This link: UCSF Study will take you to an article titled:
UCSF reveals how sugar industry influenced national conversation on heart disease written by Elizabeth Fernandez , UC San Francisco Monday, September 12, 2016
The article opens with the following:
A newly discovered cache of industry documents revealed that the sugar industry began working closely with nutrition scientists in the mid-1960s to single out fat and cholesterol as the dietary causes of coronary heart disease and to downplay evidence that sucrose consumption was also a risk factor.
An analysis of those papers by researchers at UC San Francisco appears Sept. 12 in JAMA Internal Medicine.
The article then continues to show how the media attention to the heart disease risks of sucrose consumption was buried and derailed by a Harvard "literature review" debunking any connection between sugar and heart disease and asserting that reducing cholesterol and saturated fat were the only dietary changes needed to prevent coronary heart disease.

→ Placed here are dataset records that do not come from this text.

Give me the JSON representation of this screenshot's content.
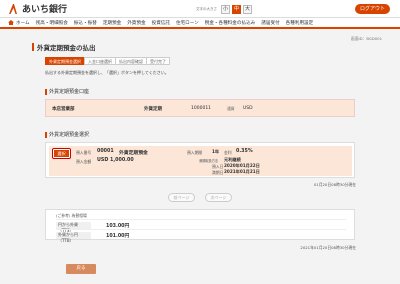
{
  "header": {
    "logo_text": "あいち銀行",
    "font_size_label": "文字の大きさ",
    "font_sizes": [
      "小",
      "中",
      "大"
    ],
    "logout_label": "ログアウト"
  },
  "nav": {
    "items": [
      "ホーム",
      "残高・明細照会",
      "振込・振替",
      "定期預金",
      "外貨預金",
      "投資信託",
      "住宅ローン",
      "税金・各種料金の払込み",
      "諸届受付",
      "各種利用設定"
    ]
  },
  "screen_id": "画面ID：BGD001",
  "page_title": "外貨定期預金の払出",
  "steps": [
    "外貨定期預金選択",
    "入金口座選択",
    "払出内容確認",
    "受付完了"
  ],
  "instruction": "払出する外貨定期預金を選択し、「選択」ボタンを押してください。",
  "account_section": {
    "heading": "外貨定期預金口座",
    "branch": "本店営業部",
    "type": "外貨定期",
    "number": "1000011",
    "currency_label": "通貨",
    "currency": "USD"
  },
  "deposit_section": {
    "heading": "外貨定期預金選択",
    "select_label": "選択",
    "deposit_no_label": "預入番号",
    "deposit_no": "00001",
    "deposit_type": "外貨定期預金",
    "amount_label": "預入金額",
    "amount": "USD 1,000.00",
    "period_label": "預入期間",
    "period": "1年",
    "rate_label": "金利",
    "rate": "0.35%",
    "maturity_method_label": "満期取扱方法",
    "maturity_method": "元利継続",
    "deposit_date_label": "預入日",
    "deposit_date": "2020年01月22日",
    "maturity_date_label": "満期日",
    "maturity_date": "2021年01月21日"
  },
  "count_text": "01月20日08時30分現在",
  "pager": {
    "prev": "前ページ",
    "next": "次ページ"
  },
  "rates": {
    "heading": "(ご参考) 為替相場",
    "tts_label": "円から外貨（TTS）",
    "tts_value": "103.00円",
    "ttb_label": "外貨から円（TTB）",
    "ttb_value": "101.00円",
    "timestamp": "2021年01月20日08時30分現在"
  },
  "back_label": "戻る",
  "colors": {
    "accent": "#d64400",
    "highlight": "#fbe6d8"
  }
}
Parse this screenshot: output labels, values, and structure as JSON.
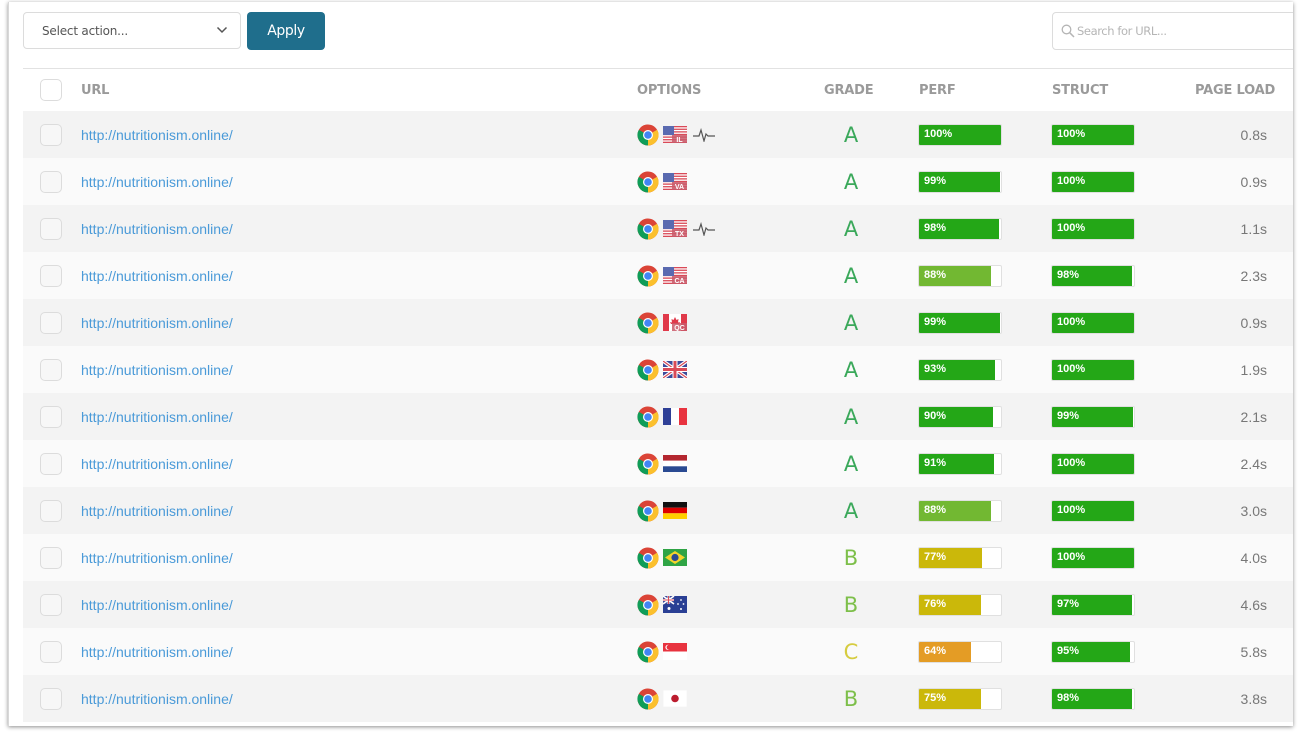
{
  "toolbar": {
    "select_placeholder": "Select action...",
    "apply_label": "Apply",
    "search_placeholder": "Search for URL..."
  },
  "columns": {
    "url": "URL",
    "options": "OPTIONS",
    "grade": "GRADE",
    "perf": "PERF",
    "struct": "STRUCT",
    "page_load": "PAGE LOAD"
  },
  "colors": {
    "accent": "#1f6e8c",
    "link": "#4a9ad8",
    "bar_green": "#24a717",
    "bar_lightgreen": "#72b832",
    "bar_yellow": "#cbb80a",
    "bar_orange": "#e49c25",
    "grade_A": "#3aa85a",
    "grade_B": "#7dbf4a",
    "grade_C": "#d6cc40"
  },
  "rows": [
    {
      "url": "http://nutritionism.online/",
      "browser": "chrome-icon",
      "flag": "us",
      "region": "IL",
      "monitor": true,
      "grade": "A",
      "perf": 100,
      "perf_label": "100%",
      "struct": 100,
      "struct_label": "100%",
      "page_load": "0.8s"
    },
    {
      "url": "http://nutritionism.online/",
      "browser": "chrome-icon",
      "flag": "us",
      "region": "VA",
      "monitor": false,
      "grade": "A",
      "perf": 99,
      "perf_label": "99%",
      "struct": 100,
      "struct_label": "100%",
      "page_load": "0.9s"
    },
    {
      "url": "http://nutritionism.online/",
      "browser": "chrome-icon",
      "flag": "us",
      "region": "TX",
      "monitor": true,
      "grade": "A",
      "perf": 98,
      "perf_label": "98%",
      "struct": 100,
      "struct_label": "100%",
      "page_load": "1.1s"
    },
    {
      "url": "http://nutritionism.online/",
      "browser": "chrome-icon",
      "flag": "us",
      "region": "CA",
      "monitor": false,
      "grade": "A",
      "perf": 88,
      "perf_label": "88%",
      "struct": 98,
      "struct_label": "98%",
      "page_load": "2.3s"
    },
    {
      "url": "http://nutritionism.online/",
      "browser": "chrome-icon",
      "flag": "ca",
      "region": "QC",
      "monitor": false,
      "grade": "A",
      "perf": 99,
      "perf_label": "99%",
      "struct": 100,
      "struct_label": "100%",
      "page_load": "0.9s"
    },
    {
      "url": "http://nutritionism.online/",
      "browser": "chrome-icon",
      "flag": "gb",
      "region": "",
      "monitor": false,
      "grade": "A",
      "perf": 93,
      "perf_label": "93%",
      "struct": 100,
      "struct_label": "100%",
      "page_load": "1.9s"
    },
    {
      "url": "http://nutritionism.online/",
      "browser": "chrome-icon",
      "flag": "fr",
      "region": "",
      "monitor": false,
      "grade": "A",
      "perf": 90,
      "perf_label": "90%",
      "struct": 99,
      "struct_label": "99%",
      "page_load": "2.1s"
    },
    {
      "url": "http://nutritionism.online/",
      "browser": "chrome-icon",
      "flag": "nl",
      "region": "",
      "monitor": false,
      "grade": "A",
      "perf": 91,
      "perf_label": "91%",
      "struct": 100,
      "struct_label": "100%",
      "page_load": "2.4s"
    },
    {
      "url": "http://nutritionism.online/",
      "browser": "chrome-icon",
      "flag": "de",
      "region": "",
      "monitor": false,
      "grade": "A",
      "perf": 88,
      "perf_label": "88%",
      "struct": 100,
      "struct_label": "100%",
      "page_load": "3.0s"
    },
    {
      "url": "http://nutritionism.online/",
      "browser": "chrome-icon",
      "flag": "br",
      "region": "",
      "monitor": false,
      "grade": "B",
      "perf": 77,
      "perf_label": "77%",
      "struct": 100,
      "struct_label": "100%",
      "page_load": "4.0s"
    },
    {
      "url": "http://nutritionism.online/",
      "browser": "chrome-icon",
      "flag": "au",
      "region": "",
      "monitor": false,
      "grade": "B",
      "perf": 76,
      "perf_label": "76%",
      "struct": 97,
      "struct_label": "97%",
      "page_load": "4.6s"
    },
    {
      "url": "http://nutritionism.online/",
      "browser": "chrome-icon",
      "flag": "sg",
      "region": "",
      "monitor": false,
      "grade": "C",
      "perf": 64,
      "perf_label": "64%",
      "struct": 95,
      "struct_label": "95%",
      "page_load": "5.8s"
    },
    {
      "url": "http://nutritionism.online/",
      "browser": "chrome-icon",
      "flag": "jp",
      "region": "",
      "monitor": false,
      "grade": "B",
      "perf": 75,
      "perf_label": "75%",
      "struct": 98,
      "struct_label": "98%",
      "page_load": "3.8s"
    }
  ]
}
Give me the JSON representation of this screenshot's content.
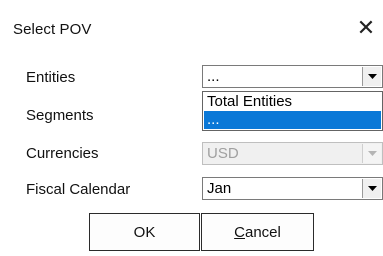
{
  "dialog": {
    "title": "Select POV",
    "close_glyph": "✕"
  },
  "fields": {
    "entities": {
      "label": "Entities",
      "value": "..."
    },
    "segments": {
      "label": "Segments"
    },
    "currencies": {
      "label": "Currencies",
      "value": "USD",
      "disabled": true
    },
    "fiscal_calendar": {
      "label": "Fiscal Calendar",
      "value": "Jan"
    }
  },
  "entities_dropdown": {
    "options": [
      "Total Entities",
      "..."
    ],
    "selected_index": 1
  },
  "buttons": {
    "ok": "OK",
    "cancel_mnemonic": "C",
    "cancel_rest": "ancel"
  },
  "colors": {
    "selection": "#0a78d7",
    "disabled_text": "#a0a0a0"
  },
  "icons": {
    "close": "close-icon",
    "dropdown_arrow": "chevron-down-icon"
  }
}
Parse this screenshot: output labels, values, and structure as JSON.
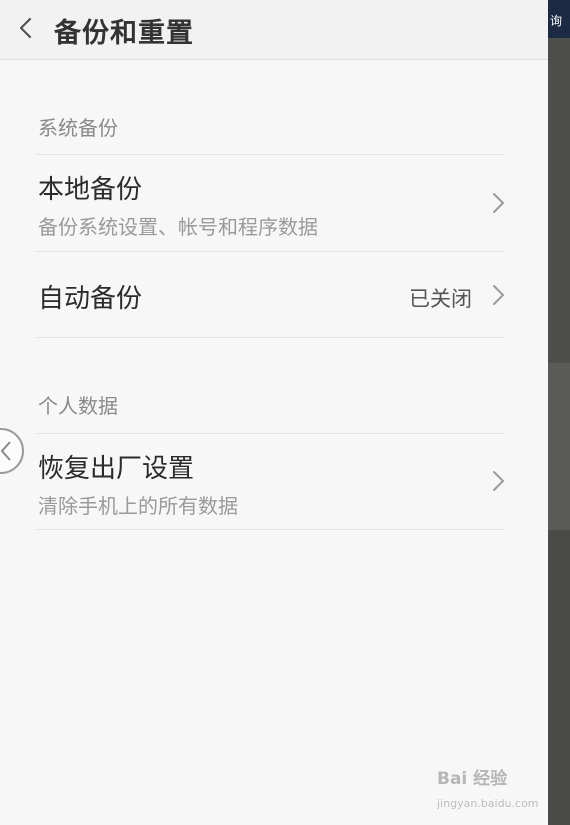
{
  "header": {
    "back_icon": "chevron-left-icon",
    "title": "备份和重置"
  },
  "sections": [
    {
      "header": "系统备份",
      "items": [
        {
          "title": "本地备份",
          "subtitle": "备份系统设置、帐号和程序数据",
          "value": "",
          "icon": "chevron-right-icon"
        },
        {
          "title": "自动备份",
          "subtitle": "",
          "value": "已关闭",
          "icon": "chevron-right-icon"
        }
      ]
    },
    {
      "header": "个人数据",
      "items": [
        {
          "title": "恢复出厂设置",
          "subtitle": "清除手机上的所有数据",
          "value": "",
          "icon": "chevron-right-icon"
        }
      ]
    }
  ],
  "overlay": {
    "right_edge_text": "询",
    "assist_icon": "floating-assist-icon"
  },
  "watermark": {
    "text": "Bai 经验",
    "url": "jingyan.baidu.com"
  }
}
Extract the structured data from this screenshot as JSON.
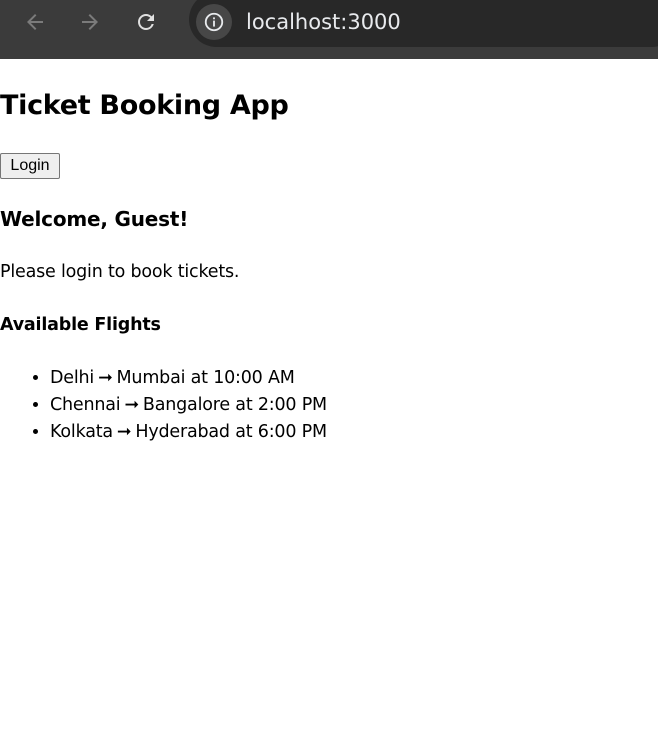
{
  "browser": {
    "url": "localhost:3000",
    "icons": {
      "back": "arrow-left-icon",
      "forward": "arrow-right-icon",
      "reload": "reload-icon",
      "site_info": "info-icon"
    },
    "colors": {
      "toolbar": "#3b3b3b",
      "omnibox": "#282828",
      "text": "#e8eaed"
    }
  },
  "app": {
    "title": "Ticket Booking App",
    "login_label": "Login",
    "welcome": "Welcome, Guest!",
    "login_message": "Please login to book tickets.",
    "flights_heading": "Available Flights",
    "flights": [
      {
        "from": "Delhi",
        "arrow": "➞",
        "to": "Mumbai",
        "time_text": "at 10:00 AM"
      },
      {
        "from": "Chennai",
        "arrow": "➞",
        "to": "Bangalore",
        "time_text": "at 2:00 PM"
      },
      {
        "from": "Kolkata",
        "arrow": "➞",
        "to": "Hyderabad",
        "time_text": "at 6:00 PM"
      }
    ]
  }
}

That literature review was, of course, bought and paid for big sugar.
To conduct the literature review, the sugar industry paid the Harvard scientists the equivalent of $50,000 in 2016 dollars, then set the review's objective, contributed articles to be included, and received drafts. Yet the industry's funding and role were not disclosed in the final NEJM publication.
There is more in the article about the influence of big sugar, and the effect on health policy. It is a short, but very worthwhile read telling us something that, if we had been asked, we'd have guessed, but having it documented is so much better than guessing or assuming. The call (by Big Sugar) for the literature review debunking it came at a time when sugar was under scrutiny as a probably medical problem. Such scrutiny was thereby forestalled, but is rearing its head yet again lately, and the denial is already flowing. Expect more well funded exculpatory studies and reviews.